Neural machine translation (NMT) models typically operate with a fixed vocabulary, but translation is an open-vocabulary problem. Previous work addresses the translation of out-of-vocabulary words by backing off to a dictionary. In this paper, we introduce a simpler and more effective approach, making the NMT model capable of open-vocabulary translation by encoding rare and unknown words as sequences of subword units. This is based on the intuition that various word classes are translatable via smaller units than words, for instance names (via character copying or transliteration), compounds (via compositional translation), and cognates and loanwords (via phonological and morphological transformations). We discuss the suitability of different word segmentation techniques, including simple character 71-gram models and a segmentation based on the byte pair encoding compression algorithm, and empirically show that subword models improve over a back-off dictionary baseline for the WMT 15 translation tasks English→German and English→Russian by up to 1.1 and 1.3 Bleu, respectively.

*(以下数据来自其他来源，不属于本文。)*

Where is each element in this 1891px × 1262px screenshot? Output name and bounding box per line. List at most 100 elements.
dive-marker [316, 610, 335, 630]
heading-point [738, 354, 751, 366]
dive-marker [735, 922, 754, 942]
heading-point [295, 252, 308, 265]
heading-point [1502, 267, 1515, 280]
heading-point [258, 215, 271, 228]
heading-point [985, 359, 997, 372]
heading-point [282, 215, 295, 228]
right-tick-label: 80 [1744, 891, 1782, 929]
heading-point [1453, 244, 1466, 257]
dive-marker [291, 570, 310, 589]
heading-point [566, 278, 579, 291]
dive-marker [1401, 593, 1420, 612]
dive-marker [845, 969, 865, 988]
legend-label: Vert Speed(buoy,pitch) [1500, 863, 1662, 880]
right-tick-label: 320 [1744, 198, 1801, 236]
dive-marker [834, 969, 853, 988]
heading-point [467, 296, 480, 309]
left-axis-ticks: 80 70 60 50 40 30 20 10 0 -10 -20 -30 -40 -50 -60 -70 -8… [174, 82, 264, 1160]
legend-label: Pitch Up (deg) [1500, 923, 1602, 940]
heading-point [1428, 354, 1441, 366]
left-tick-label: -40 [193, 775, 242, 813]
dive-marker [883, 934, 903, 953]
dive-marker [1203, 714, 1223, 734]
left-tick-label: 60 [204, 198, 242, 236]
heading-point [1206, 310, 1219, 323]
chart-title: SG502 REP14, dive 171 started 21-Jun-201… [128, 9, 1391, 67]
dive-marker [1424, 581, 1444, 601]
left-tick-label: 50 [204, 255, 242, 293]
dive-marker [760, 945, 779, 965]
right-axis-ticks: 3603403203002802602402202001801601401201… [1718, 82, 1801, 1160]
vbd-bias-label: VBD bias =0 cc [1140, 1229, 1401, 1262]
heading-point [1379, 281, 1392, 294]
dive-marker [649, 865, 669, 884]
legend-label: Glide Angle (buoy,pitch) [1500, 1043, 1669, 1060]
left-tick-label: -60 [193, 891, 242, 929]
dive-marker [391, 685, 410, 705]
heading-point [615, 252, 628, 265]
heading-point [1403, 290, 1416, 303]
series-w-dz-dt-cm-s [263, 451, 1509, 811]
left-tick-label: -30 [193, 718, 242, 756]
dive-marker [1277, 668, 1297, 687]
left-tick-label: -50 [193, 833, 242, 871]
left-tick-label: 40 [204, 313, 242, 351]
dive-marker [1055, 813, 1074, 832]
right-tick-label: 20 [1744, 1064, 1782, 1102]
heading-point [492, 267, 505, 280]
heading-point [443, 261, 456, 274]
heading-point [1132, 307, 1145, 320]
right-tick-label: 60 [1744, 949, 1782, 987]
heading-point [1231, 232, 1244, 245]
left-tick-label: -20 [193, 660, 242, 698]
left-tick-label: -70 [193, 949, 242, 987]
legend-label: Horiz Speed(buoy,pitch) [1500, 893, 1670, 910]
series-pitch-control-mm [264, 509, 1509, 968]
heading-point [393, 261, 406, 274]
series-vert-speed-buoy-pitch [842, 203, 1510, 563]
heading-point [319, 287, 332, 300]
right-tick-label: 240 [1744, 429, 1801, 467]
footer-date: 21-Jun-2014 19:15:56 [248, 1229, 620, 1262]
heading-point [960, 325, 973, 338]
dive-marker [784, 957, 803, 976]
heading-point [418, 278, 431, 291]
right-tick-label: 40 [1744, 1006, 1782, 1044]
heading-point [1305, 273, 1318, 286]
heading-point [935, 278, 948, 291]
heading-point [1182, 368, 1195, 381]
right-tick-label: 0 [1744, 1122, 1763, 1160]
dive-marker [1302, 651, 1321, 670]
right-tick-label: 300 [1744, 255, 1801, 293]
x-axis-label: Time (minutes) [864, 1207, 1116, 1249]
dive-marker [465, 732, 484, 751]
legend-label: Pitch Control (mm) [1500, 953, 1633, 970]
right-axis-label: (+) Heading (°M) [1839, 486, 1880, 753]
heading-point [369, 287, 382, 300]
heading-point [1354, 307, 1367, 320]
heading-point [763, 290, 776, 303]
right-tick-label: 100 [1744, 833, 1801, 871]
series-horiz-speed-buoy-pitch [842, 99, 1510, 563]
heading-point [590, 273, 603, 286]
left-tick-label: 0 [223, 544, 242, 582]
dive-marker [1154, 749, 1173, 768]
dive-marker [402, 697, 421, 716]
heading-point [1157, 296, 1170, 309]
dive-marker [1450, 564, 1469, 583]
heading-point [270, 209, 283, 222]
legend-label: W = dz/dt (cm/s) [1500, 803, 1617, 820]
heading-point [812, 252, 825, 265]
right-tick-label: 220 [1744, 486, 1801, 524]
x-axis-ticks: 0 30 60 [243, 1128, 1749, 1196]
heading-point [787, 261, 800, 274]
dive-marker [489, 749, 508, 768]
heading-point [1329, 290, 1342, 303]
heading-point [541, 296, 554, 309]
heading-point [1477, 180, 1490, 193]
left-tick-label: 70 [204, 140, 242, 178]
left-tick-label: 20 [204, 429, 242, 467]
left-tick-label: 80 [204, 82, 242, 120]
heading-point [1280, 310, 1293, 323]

机译：神经机器翻译（NMT）模型通常以固定的词汇量运行，但是翻译是一个开放词汇的问题。先前的工作是通过退回到字典来解决词汇外单词的翻译。在本文中，我们介绍了一种更简单，更有效的方法，通过将稀有和未知词编码为子词单元序列，使NMT模型能够进行词汇翻译。这是基于这样的直觉，即可以通过比单词小的单位来翻译各种单词类别，例如名称（通过字符复制或音译），复合词（通过组成翻译）以及同源词和借词（通过语音和词法转换）。我们讨论了不同的分词技术的适用性，包括简单字符71语法模型和基于字节对编码压缩算法的分词，并通过经验证明子词模型在WMT 15翻译任务的基础上比后退字典基线有所改进。 →德语和英语→俄语，最多分别达到1.1和1.3 Bleu。

著录项

来源
《Annual meeting of the Association for Computational Linguistics》|2016年|1715-1725|共11页
会议地点
作者
Rico Sennrich; Barry Haddow; Alexandra Birch;
展开▼
作者单位

展开▼
会议组织
原文格式 PDF
正文语种
中图分类
关键词

相似文献

外文文献
中文文献
专利

1. Finding Better Subwords for Tibetan Neural Machine Translation [J] . Li Yachao, Jiang Jing, Jia Yangji, ACM transactions on Asian and low-resource language information processing . 2021,第2期

机译：为西藏神经机翻译找到更好的次字
2. A Hierarchical Clustering Approach to Fuzzy Semantic Representation of Rare Words in Neural Machine Translation [J] . Yang Muyun, Liu Shujie, Chen Kehai, IEEE Transactions on Fuzzy Systems . 2020,第5期

机译：神经机翻译中稀有词模糊语义表示的分层聚类方法
3. Transfer learning and subword sampling for asymmetric-resource one-to-many neural translation [J] . Gronroos Stig-Arne, Virpioja Sami, Kurimo Mikko Machine translation . 2020,第4期

机译：转移学习和子字抽样对非对称资源一对多神经翻译
4. Neural Machine Translation of Rare Words with Subword Units [C] . Rico Sennrich, Barry Haddow, Alexandra Birch Annual meeting of the Association for Computational Linguistics . 2016

机译：用语单位稀有单词的神经机翻译
5. Evolving neural net circuit modules to detect characters of the alphabet and sequences of characters (words) using the cellular automata module-brain machine. [D] . DeCesare, Derek. 2001

机译：不断发展的神经网络电路模块，使用元胞自动机模块-大脑机器来检测字母字符和字符序列（单词）。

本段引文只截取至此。